Visceral leishmaniasis can cause large-scale and tenacious epidemics, with high case–fatality rates. Epidemics occur frequently in regions which are difficult to access, such as Libo Kemkem, Ethiopia (2005–06), Wajir, Kenya (2008), and Upper Nile, Southern Sudan (2009). Malnutrition is a well-known risk factor, and the epidemics flourish under conditions of famine, complex emergencies and mass population movements.
In Sudan a major epidemic of visceral leishmaniasis occurred from 1984 to 1994. As this was the first epidemic in the area, the population was highly susceptible. Some studies have estimated that the disease caused 100 000 deaths in a population of around 300 000 in the western upper Nile area of the country. In some villages, more than half of the population died from the disease.
In 1997, a new epidemic caused the number of confirmed cases of visceral leishmaniasis in Sudan to increase by 400% over the previous year. Treatment centres were overwhelmed and stocks of first-line drugs were depleted. The migration of seasonal workers and large population movements caused by civil unrest carried the epidemic into Eritrea and Ethiopia.
Brazil has also experienced a sharp increase in the number of cases of visceral leishmaniasis since 1999. Previously, rural epidemics were seen in ten-year cycles. Now, the disease is also appearing in urban areas. Waves of drought, lack of available farmland, and famine have led to a large migration of the population from rural areas to the peripheral suburbs of large cities, creating densely populated settlements with minimal infrastructure and sanitation. In these settlements, the newly introduced parasite finds a vast number of non-immune hosts, who are often malnourished and thus more vulnerable. Children under the age of 15 years are the most severely affected group. Dogs habitually kept in the domestic environment are the principal animal reservoir for the infection. Visceral leishmaniasis is also progressing rapidly in the north of Argentina and the areas bordering Brazil and Paraguay. In Paraguay itself, urban transmission has been seen in the capital Asunción.

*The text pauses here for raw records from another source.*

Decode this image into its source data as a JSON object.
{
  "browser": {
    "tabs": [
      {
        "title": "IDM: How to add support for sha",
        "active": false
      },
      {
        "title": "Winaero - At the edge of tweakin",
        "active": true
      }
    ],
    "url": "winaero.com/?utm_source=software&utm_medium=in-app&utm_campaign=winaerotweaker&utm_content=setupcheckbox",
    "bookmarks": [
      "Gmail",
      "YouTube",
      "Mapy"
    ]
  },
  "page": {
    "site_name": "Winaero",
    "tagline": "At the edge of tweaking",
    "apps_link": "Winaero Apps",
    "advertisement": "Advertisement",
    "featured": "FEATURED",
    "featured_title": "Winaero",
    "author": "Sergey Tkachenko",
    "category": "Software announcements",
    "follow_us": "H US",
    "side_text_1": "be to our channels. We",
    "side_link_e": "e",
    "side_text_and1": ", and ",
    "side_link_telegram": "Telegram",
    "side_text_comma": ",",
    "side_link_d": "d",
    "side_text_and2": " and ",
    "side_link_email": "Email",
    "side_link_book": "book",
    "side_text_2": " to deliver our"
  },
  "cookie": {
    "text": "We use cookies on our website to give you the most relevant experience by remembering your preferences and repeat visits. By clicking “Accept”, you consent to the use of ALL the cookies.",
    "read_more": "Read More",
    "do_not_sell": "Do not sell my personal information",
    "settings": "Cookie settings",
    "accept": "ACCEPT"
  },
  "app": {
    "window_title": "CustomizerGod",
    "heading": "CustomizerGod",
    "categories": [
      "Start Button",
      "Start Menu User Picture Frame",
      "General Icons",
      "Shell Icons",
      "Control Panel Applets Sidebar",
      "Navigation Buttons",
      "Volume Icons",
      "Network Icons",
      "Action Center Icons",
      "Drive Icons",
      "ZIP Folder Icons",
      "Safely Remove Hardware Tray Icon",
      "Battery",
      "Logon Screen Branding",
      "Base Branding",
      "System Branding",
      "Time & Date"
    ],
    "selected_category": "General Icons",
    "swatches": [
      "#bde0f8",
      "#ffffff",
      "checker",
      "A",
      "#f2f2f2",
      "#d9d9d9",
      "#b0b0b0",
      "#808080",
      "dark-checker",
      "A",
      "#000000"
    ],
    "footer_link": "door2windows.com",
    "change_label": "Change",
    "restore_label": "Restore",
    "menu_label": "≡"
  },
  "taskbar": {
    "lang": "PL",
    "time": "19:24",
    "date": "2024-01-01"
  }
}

Epidemics of cutaneous leishmaniasis are of particular concern in Afghanistan, where decades of war and civil unrest have created conditions that favour the spread of the disease and make its control especially difficult. The disease flared up in 2002, with an estimated 100 000 cases in Kabul. Today there are around 35 000 cases a year in the city. Because of their low resistance to the disease, returning refugees and other displaced persons in Kabul are at higher risk of infection. Outbreaks of cutaneous leishmaniasis are occurring in different parts of the world, and have been well reported in the southern provinces of Sing and Beluchistan in Pakistan since 2004, in Ban, Islamic Republic of Iran after the devastating earthquake in 2003, and in the Sudanese refugee camps of Treguine and Koukou, Chad in 2007.